Recordó su voz firme—siempre firme, incluso cuando estaba roto por dentro—antes de separarse en lo que ahora se sentía como otra vida: "Ven conmigo. Brasil te espera, darling. Es lo más seguro. No te quedes a luchar una guerra que no puedes ganar."
Sus palabras habían sido una súplica disfrazada de orden, sus ojos verdes brillando con una desesperación que raramente permitía que otros vieran. Había extendido su mano hacia ella con la palma hacia arriba, como una ofrenda, como si estuviera poniendo su corazón sobre la mesa para que ella decidiera qué hacer con él.
Pero ella no lo hizo. No había tomado su mano, no había huido con él hacia la seguridad de sus colonias americanas. No por falta de fe en él—nunca eso—sino por orgullo. Por ese orgullo altivo que había heredado de siglos de corona y cruz, de generaciones de reyes que habían preferido morir en pie antes que vivir de rodillas. Por miedo a abandonar a su gente, a la tierra que ella misma había sembrado con sangre y lágrimas, incluso si ya latía débilmente bajo la bota francesa.
Y ahora, la consecuencia era esta: una jaula dorada que se movía inexorablemente hacia París, hacia un destino que no podía controlar.
Una chispa de esperanza germinó en su interior, frágil como una llama de vela pero imposible de ignorar. Si lograba escribirle, si el mensaje de alguna manera cruzaba las líneas de guerra, las patrullas francesas, las miles de millas que los separaban... ¿vendría por ella?
¿O la habría descartado como España y Francia habían sugerido con tanta crueldad? ¿Habría decidido que ella había hecho su elección y ahora tenía que vivir con las consecuencias?
Inglaterra no era dado a repetir ofrecimientos—eso era cierto. Su orgullo era casi tan grande como el de ella, forjado en siglos de dominio marítimo y victorias arrancadas del mar y de sus enemigos. Tampoco era generoso con los perdones; cuando alguien lo traicionaba, tendía a recordarlo durante décadas, a veces siglos.
Pero, en el fondo de su alma, Portugal sabía que tampoco era de los que dejaban a los suyos en manos ajenas. No cuando importaban realmente. Eran aliados, sí, pero también eran algo más profundo, algo que había crecido entre ellos durante décadas de cartas secretas, encuentros clandestinos, momentos robados entre las obligaciones diplomáticas. Él no la abandonaría a su suerte, ¿verdad?

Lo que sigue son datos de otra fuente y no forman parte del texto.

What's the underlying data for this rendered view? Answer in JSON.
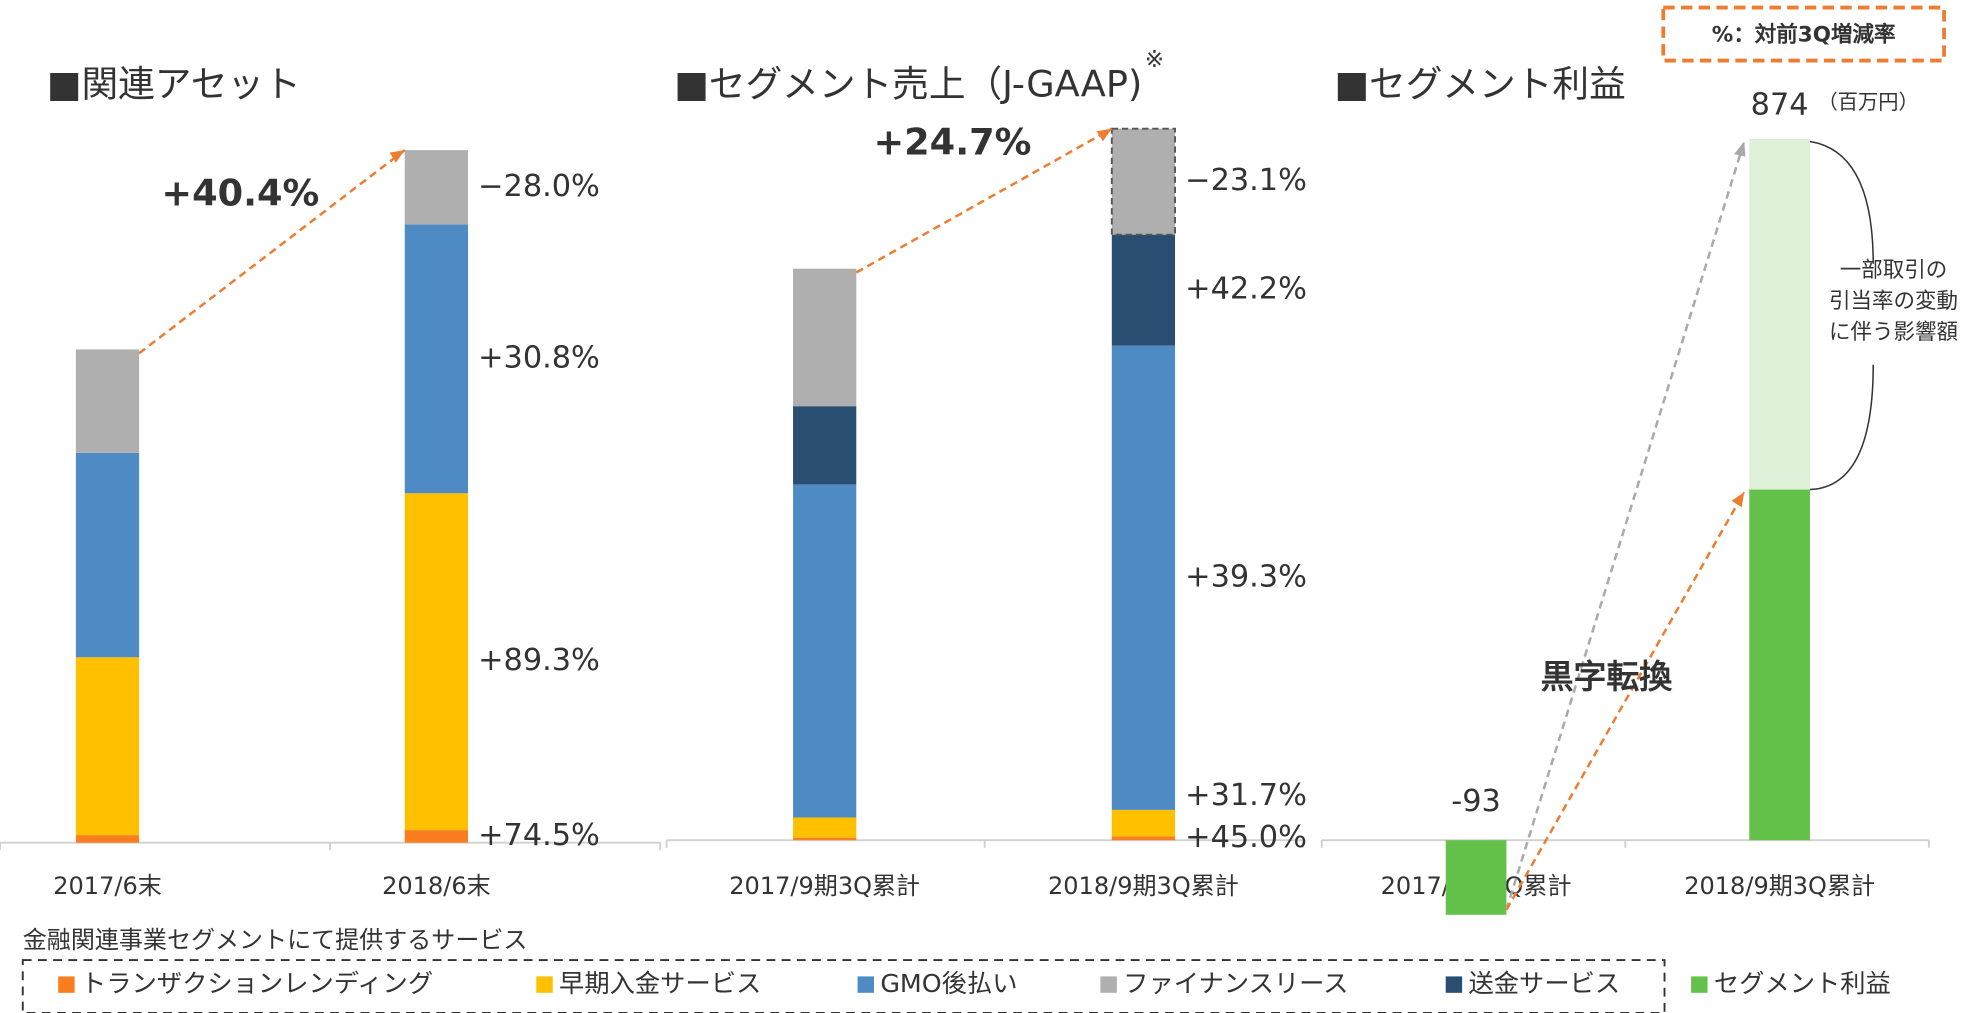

La duda la corroía como ácido.
Con dedos rígidos por el frío y la tensión, Portugal se inclinó hacia el baúl de cuero que descansaba junto a su catre—uno de los pocos objetos personales que Francia le había permitido conservar, probablemente porque contenía principalmente ropa y objetos femeninos que confirmaban su nueva condición de prisionera decorativa. El cuero estaba frío al tacto, húmedo por la condensación que se formaba en todo durante las noches heladas.
Rebuscó con cuidado entre los pliegues de tela y los compartimentos secretos que había aprendido a crear durante años de espionaje diplomático, hasta encontrar un pequeño envoltorio escondido bajo un falso fondo: un pergamino arrugado que había conseguido sobornar de un escriba del ejército, tinta ya seca en un frasco de vidrio olvidado que había encontrado abandonado en una de las posadas donde habían parado, y una pluma algo torcida que había pertenecido a un oficial francés demasiado ebrio para notar que se la robaban.

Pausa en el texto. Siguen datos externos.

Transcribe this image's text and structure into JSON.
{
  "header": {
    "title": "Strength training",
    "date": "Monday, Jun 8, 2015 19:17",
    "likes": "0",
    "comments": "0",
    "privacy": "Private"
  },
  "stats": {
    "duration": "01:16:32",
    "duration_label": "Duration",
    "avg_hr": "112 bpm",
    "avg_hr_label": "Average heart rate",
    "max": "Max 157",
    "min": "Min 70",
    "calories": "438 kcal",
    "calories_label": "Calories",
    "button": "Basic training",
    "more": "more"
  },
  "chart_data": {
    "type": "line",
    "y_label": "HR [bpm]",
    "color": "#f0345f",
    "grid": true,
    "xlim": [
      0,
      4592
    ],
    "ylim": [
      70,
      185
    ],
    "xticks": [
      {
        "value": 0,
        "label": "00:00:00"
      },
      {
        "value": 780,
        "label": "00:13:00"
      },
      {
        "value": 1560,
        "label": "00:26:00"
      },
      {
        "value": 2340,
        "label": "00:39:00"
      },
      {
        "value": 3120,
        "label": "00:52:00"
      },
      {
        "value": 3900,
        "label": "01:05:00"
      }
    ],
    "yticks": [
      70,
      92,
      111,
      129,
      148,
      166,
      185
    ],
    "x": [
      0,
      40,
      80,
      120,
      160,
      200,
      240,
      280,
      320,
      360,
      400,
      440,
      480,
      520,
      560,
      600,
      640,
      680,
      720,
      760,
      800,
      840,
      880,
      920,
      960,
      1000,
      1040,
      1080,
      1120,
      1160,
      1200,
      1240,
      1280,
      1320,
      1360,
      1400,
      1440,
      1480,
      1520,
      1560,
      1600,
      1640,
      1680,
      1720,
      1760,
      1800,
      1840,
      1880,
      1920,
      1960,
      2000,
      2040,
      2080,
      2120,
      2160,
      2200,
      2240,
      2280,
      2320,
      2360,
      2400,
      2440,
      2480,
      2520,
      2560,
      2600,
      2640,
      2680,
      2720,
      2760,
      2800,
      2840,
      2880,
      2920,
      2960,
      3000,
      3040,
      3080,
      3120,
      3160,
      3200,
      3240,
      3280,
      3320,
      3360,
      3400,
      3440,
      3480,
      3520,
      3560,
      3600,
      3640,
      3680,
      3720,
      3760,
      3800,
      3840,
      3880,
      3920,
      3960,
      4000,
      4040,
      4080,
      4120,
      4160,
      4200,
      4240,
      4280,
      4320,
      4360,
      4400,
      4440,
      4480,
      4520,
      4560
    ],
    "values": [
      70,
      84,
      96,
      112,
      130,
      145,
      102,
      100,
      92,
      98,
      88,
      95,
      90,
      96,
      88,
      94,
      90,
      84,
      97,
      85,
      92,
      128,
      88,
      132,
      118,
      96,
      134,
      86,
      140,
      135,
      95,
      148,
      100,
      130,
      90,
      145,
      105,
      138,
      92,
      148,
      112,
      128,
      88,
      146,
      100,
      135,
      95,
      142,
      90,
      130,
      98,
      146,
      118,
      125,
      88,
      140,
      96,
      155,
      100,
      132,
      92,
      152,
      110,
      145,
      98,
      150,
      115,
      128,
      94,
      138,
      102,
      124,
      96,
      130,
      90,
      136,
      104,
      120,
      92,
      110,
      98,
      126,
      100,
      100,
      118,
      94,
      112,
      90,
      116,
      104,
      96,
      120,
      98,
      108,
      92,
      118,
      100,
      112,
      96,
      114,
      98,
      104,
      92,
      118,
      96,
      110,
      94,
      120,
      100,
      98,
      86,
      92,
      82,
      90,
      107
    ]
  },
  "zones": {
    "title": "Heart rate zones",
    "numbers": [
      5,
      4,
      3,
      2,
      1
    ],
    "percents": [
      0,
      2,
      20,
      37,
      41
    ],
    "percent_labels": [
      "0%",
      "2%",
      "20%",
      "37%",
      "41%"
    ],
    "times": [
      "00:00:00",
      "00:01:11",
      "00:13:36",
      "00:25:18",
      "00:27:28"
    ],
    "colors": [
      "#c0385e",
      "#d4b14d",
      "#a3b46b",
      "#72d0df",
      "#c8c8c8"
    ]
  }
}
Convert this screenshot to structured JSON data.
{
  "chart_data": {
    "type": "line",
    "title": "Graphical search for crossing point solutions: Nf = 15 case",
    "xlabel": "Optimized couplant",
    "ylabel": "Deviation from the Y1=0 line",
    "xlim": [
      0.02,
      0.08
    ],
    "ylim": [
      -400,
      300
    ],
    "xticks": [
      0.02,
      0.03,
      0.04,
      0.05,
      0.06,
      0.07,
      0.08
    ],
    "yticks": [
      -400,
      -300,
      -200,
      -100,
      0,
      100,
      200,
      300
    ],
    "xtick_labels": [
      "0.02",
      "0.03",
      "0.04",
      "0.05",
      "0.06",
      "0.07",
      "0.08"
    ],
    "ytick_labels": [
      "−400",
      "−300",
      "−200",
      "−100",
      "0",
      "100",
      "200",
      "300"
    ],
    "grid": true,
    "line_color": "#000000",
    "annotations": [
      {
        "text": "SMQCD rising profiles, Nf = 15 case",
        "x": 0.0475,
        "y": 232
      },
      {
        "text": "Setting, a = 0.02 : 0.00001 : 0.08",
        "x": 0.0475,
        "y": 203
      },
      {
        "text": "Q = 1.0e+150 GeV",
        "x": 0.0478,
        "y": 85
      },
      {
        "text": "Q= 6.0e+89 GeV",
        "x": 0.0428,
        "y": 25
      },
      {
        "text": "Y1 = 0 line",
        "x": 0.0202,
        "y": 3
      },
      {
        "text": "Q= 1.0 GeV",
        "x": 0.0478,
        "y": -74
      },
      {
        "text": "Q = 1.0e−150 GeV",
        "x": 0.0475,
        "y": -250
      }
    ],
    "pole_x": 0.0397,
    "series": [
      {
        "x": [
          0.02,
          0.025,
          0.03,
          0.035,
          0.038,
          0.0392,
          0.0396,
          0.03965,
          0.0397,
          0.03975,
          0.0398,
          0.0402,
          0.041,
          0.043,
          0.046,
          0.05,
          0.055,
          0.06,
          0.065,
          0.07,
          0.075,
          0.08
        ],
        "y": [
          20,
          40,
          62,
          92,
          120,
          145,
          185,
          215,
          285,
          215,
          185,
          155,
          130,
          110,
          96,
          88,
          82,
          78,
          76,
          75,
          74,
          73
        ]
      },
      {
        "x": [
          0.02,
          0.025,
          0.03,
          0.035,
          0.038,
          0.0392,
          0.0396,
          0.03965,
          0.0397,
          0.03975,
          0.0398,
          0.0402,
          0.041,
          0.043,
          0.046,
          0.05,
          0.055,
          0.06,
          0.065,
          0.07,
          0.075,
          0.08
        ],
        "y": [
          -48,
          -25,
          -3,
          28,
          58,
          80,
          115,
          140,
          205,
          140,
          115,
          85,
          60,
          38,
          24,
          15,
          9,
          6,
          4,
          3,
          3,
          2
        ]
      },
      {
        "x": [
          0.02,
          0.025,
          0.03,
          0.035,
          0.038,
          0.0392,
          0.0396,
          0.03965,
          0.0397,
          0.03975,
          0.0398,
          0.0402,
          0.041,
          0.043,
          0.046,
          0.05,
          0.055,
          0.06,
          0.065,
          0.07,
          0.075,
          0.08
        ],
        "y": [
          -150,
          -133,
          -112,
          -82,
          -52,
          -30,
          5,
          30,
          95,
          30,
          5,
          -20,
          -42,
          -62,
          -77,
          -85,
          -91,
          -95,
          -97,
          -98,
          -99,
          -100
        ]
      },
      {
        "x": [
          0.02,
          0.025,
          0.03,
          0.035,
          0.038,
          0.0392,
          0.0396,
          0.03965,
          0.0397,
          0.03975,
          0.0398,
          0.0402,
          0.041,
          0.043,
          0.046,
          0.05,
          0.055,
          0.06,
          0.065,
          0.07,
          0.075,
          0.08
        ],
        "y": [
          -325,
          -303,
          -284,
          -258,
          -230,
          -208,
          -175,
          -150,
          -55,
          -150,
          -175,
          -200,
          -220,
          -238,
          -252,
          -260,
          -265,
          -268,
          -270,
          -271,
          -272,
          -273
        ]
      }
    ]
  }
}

No era mucho, pero bastaba. Tendría que bastar.
Se sentó en el suelo de tierra apisonada, ignorando el frío que se filtraba a través de su ropa, dejando que la escasa luz del amanecer que se filtraba por la abertura de la tienda—una luz gris y débil que prometía otro día de viaje hacia su destino—alumbrara su trazo tembloroso.
"Arthur..."
El primer trazo fue un suspiro hecho tinta, una exhalación de todo lo que había estado conteniendo durante semanas. Su nombre en su letra, después de tanto tiempo, se sintió como una confesión.
No podía escribir "meu querido" como había hecho en tantas cartas anteriores. No después de que ella había rechazado su protección, no después de que en su último encuentro él había estado furioso porque ella se quedaba, porque elegía el honor suicida por encima de la supervivencia práctica. No después de haberlo herido de una manera que sabía era imperdonable.

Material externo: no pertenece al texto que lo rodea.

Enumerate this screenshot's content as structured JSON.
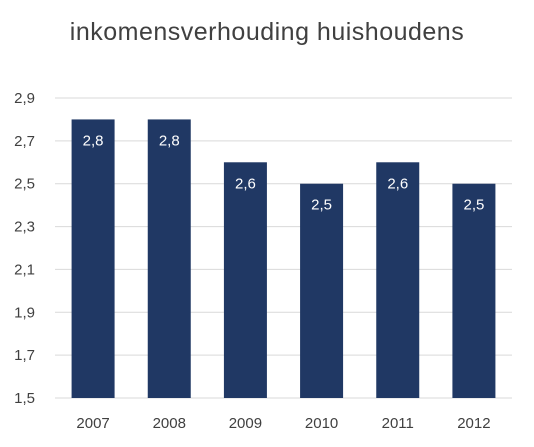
{
  "chart_data": {
    "type": "bar",
    "title": "inkomensverhouding huishoudens",
    "categories": [
      "2007",
      "2008",
      "2009",
      "2010",
      "2011",
      "2012"
    ],
    "values": [
      2.8,
      2.8,
      2.6,
      2.5,
      2.6,
      2.5
    ],
    "value_labels": [
      "2,8",
      "2,8",
      "2,6",
      "2,5",
      "2,6",
      "2,5"
    ],
    "yticks": [
      1.5,
      1.7,
      1.9,
      2.1,
      2.3,
      2.5,
      2.7,
      2.9
    ],
    "ytick_labels": [
      "1,5",
      "1,7",
      "1,9",
      "2,1",
      "2,3",
      "2,5",
      "2,7",
      "2,9"
    ],
    "ylim": [
      1.5,
      2.9
    ],
    "grid": true,
    "legend": "none",
    "colors": {
      "bar": "#203864",
      "grid": "#d9d9d9",
      "text": "#404040",
      "data_label": "#ffffff"
    }
  }
}
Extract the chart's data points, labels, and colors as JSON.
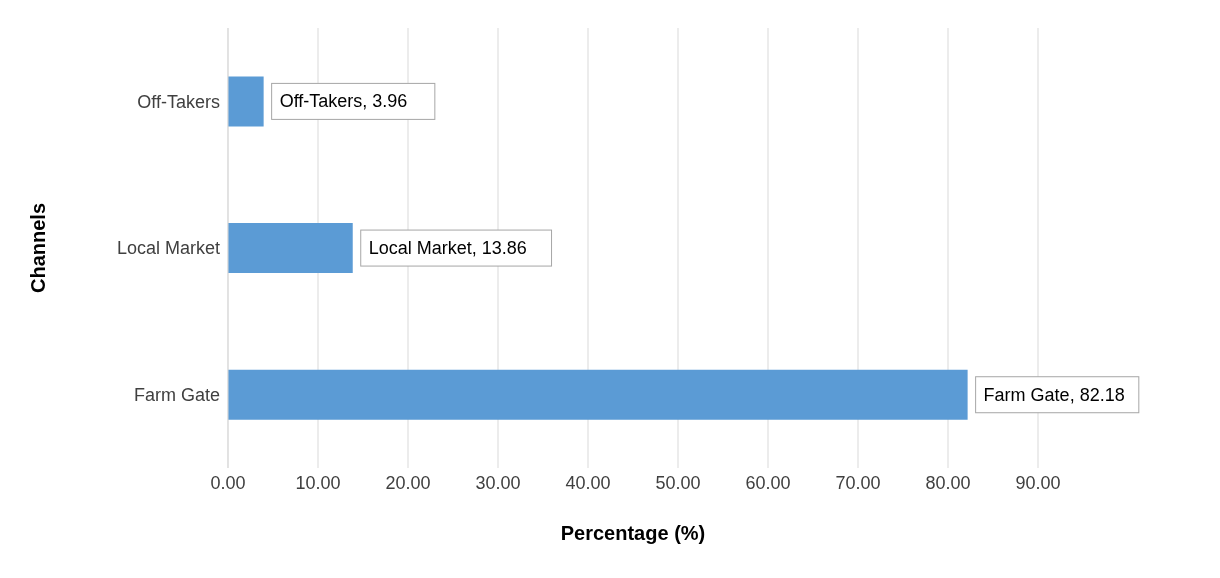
{
  "chart_data": {
    "type": "bar",
    "orientation": "horizontal",
    "xlabel": "Percentage (%)",
    "ylabel": "Channels",
    "categories": [
      "Off-Takers",
      "Local Market",
      "Farm Gate"
    ],
    "values": [
      3.96,
      13.86,
      82.18
    ],
    "color": "#5b9bd5",
    "value_labels": [
      "Off-Takers, 3.96",
      "Local Market, 13.86",
      "Farm Gate, 82.18"
    ],
    "xlim": [
      0,
      90
    ],
    "xticks": [
      {
        "value": 0,
        "label": "0.00"
      },
      {
        "value": 10,
        "label": "10.00"
      },
      {
        "value": 20,
        "label": "20.00"
      },
      {
        "value": 30,
        "label": "30.00"
      },
      {
        "value": 40,
        "label": "40.00"
      },
      {
        "value": 50,
        "label": "50.00"
      },
      {
        "value": 60,
        "label": "60.00"
      },
      {
        "value": 70,
        "label": "70.00"
      },
      {
        "value": 80,
        "label": "80.00"
      },
      {
        "value": 90,
        "label": "90.00"
      }
    ],
    "grid": "x",
    "legend": false
  }
}
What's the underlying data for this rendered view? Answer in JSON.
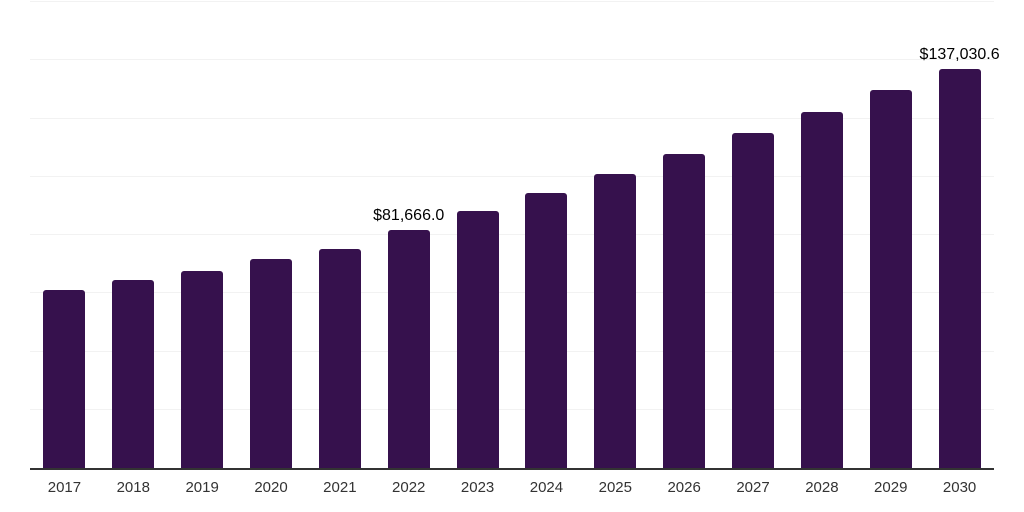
{
  "chart_data": {
    "type": "bar",
    "title": "",
    "xlabel": "",
    "ylabel": "",
    "categories": [
      "2017",
      "2018",
      "2019",
      "2020",
      "2021",
      "2022",
      "2023",
      "2024",
      "2025",
      "2026",
      "2027",
      "2028",
      "2029",
      "2030"
    ],
    "values": [
      61000,
      64400,
      67800,
      71600,
      75300,
      81666.0,
      88100,
      94400,
      101000,
      107900,
      115000,
      122100,
      129800,
      137030.6
    ],
    "point_labels": {
      "2022": "$81,666.0",
      "2030": "$137,030.6"
    },
    "ylim": [
      0,
      160000
    ],
    "gridline_step": 20000,
    "grid": "horizontal-only",
    "legend": "none",
    "bar_color": "#36114d",
    "axis_line_color": "#333333",
    "gridline_color": "#f2f2f2",
    "data_label_color": "#000000",
    "tick_label_color": "#333333",
    "background_color": "#ffffff"
  }
}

Pero tampoco podía ser cruelmente distante. No cuando su vida podría depender de esta carta, cuando esta podría ser su única oportunidad de salvación.
Tragó saliva, enderezó la espalda con toda la dignidad real que pudo reunir, y dejó que las palabras salieran de su alma hacia el papel:
"Si alguna vez tuviste aprecio por mí, si aún me consideras digna de tu atención, necesito tu ayuda. Francia ha tomado Lisboa como debes saber y como tu predijiste, él me tomó y me lleva a París junto con España y Aragón. No he podido escapar. Estoy vigilada cada hora, cada paso. No me queda nadie más en quien confiar.
Perdóname por no haberte escuchado. Por no huir contigo cuando me lo ofreciste. Por elegir el orgullo por encima de la sabiduría.
Ahora sé que tu advertencia era más que justa.
Si aún tienes un lugar para mí en tu pensamiento, en tu corazón, sabrás qué hacer. No te pido que arriesgues todo por mí, pero si hay algo, cualquier cosa que puedas hacer...
Confío en ti, como siempre confié. Eres el único en quien confío.
—tuya, siempre tuya, Leonor
Portugal"
El final se curvó con un temblor que traicionaba toda la vulnerabilidad que había estado tratando de ocultar. Sus manos temblaban no solo por el frío sino por la emotividad de poner en papel lo que había estado sintiendo durante semanas de cautiverio silencioso.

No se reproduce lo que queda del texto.